Segmentation array option in Galactic

Question

Segmentation array option in Galactic

ngeerlingsriwo opened this issue 2 years ago · comments

Nathalie Geerlings commented 2 years ago

Dear maintainers,

vision_msgs provides communication options for classification and detection tasks, but what of segmentation tasks? Up till ROS2 Foxy I (mis)used the DetectionXDArray messages for this, where I put the segmented binary mask and segmented pointcloud in source_img and source_cloud respectively. I noticed that these fields have disappeared in the Galactic branch. What would be the recommended method for segmentation arrays in Galactic?

I could think of two ways to do this:

Add SegmentationXDArray messages, with the SegmentationXD message being:

std_msgs/Header header
ObjectHypothesisWithPose[] results
sensor_msgs/Image mask (2D) and sensor_msgs/PointCloud2 cloud (3D)
string id

As you state in the Readme, you could use a time synchroniser. For a single segmentation that would work fine: you could use vision_msgs::msg::Detection2D with sensor_msgs::msg::Image. But what happens if your input results in multiple segmentations? Would you then use vision_msgs::msg::Detection2DArray in syncronisation with a custom message containing an array of sensor_msgs::msg::Image instances with id's? And then manually match the id's of the Detection2D instances with the Image instances? This feels a bit tedious.

Please let me what you think.

Adam Allevato · Answer 1 · Tue Feb 08 2022 10:15:14 GMT+0800 (China Standard Time)

I'm a bit confused about your use case. Your 1st option proposes an image or pointcloud mask, but then also includes an object pose. Does the output of your segmentation also include pose information?

As you have seen, we have made a conscious decision to have vision_msgs not depend on sensor_msgs. Segmentations can be represented several different ways (for example, you might have a 2D mask for a 3D point cloud, there's not any standard I know of for how to label pixels that aren't part of any segmented object, etc.) So I think that any implementation that used pointcloud or image data would have to be made as part of your own separate repository, rather than re-adding the sensor_msgs dependency.

But back to your original question...

It sounds like you might have a pipeline where a single point cloud (I will ignore 2D for now) is segmented into multiple smaller clouds, and each of these has its pose detected. In this case, you are generating pairs of detections and point cloud masks. I could see a couple of message definitions like the following:

Segmentation3DResult.msg
PointCloud2 source
Segmentation3D[] segmentations

Segmentation3D.msg
PointCloud2 mask
Detection3D detection

Of course, these are just suggestions, and I wouldn't support adding them to this repository because of the reasons listed above (not standardized).

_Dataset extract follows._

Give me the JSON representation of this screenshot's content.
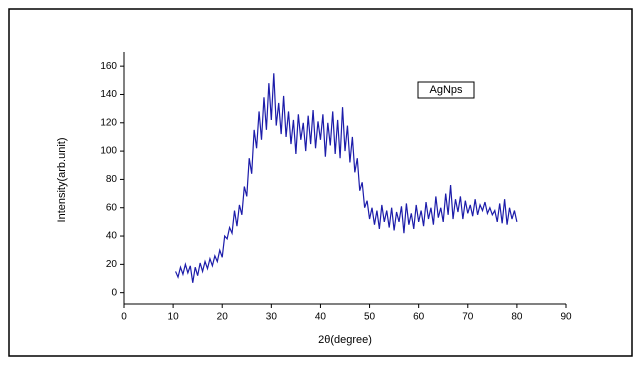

Steve Macenski · Answer 2 · Tue Feb 08 2022 10:30:32 GMT+0800 (China Standard Time)

I think having a message type for 2D segmentation from a typical 2D-AI segmentation algorithm would be valuable. It would be similar to image data but having additional metadata fields and removing some other non-relevant fields.

I was having a conversation with another group about this topic just days ago as well and I was surprised to see that gap in this package.

Martin Günther · Answer 3 · Tue Feb 08 2022 23:56:47 GMT+0800 (China Standard Time)

@SteveMacenski wrote:

I think having a message type for 2D segmentation from a typical 2D-AI segmentation algorithm would be valuable. It would be similar to image data but having additional metadata fields and removing some other non-relevant fields.

For normal segmentation images (i.e., where each pixel is labeled with a semantic class), I've always been using normal sensor_msgs/Image messages. The advantage compared to custom messages is that you can use all standard ROS functionalities for processing images: working with cv_bridge, image_transport and OpenCV in your C++ code, using image_proc and image_geometry to rectify your images, project them into a different camera's frame, generate a point cloud with semantic labels and so on, often without writing a single line of code. So I would think twice before defining a "segmentation image" message that is almost identical to a standard sensor_msgs/Image, but not fully.

I realize this is going a bit on a tangent here and not 100% relevant to @ngeerlingsriwo's original question.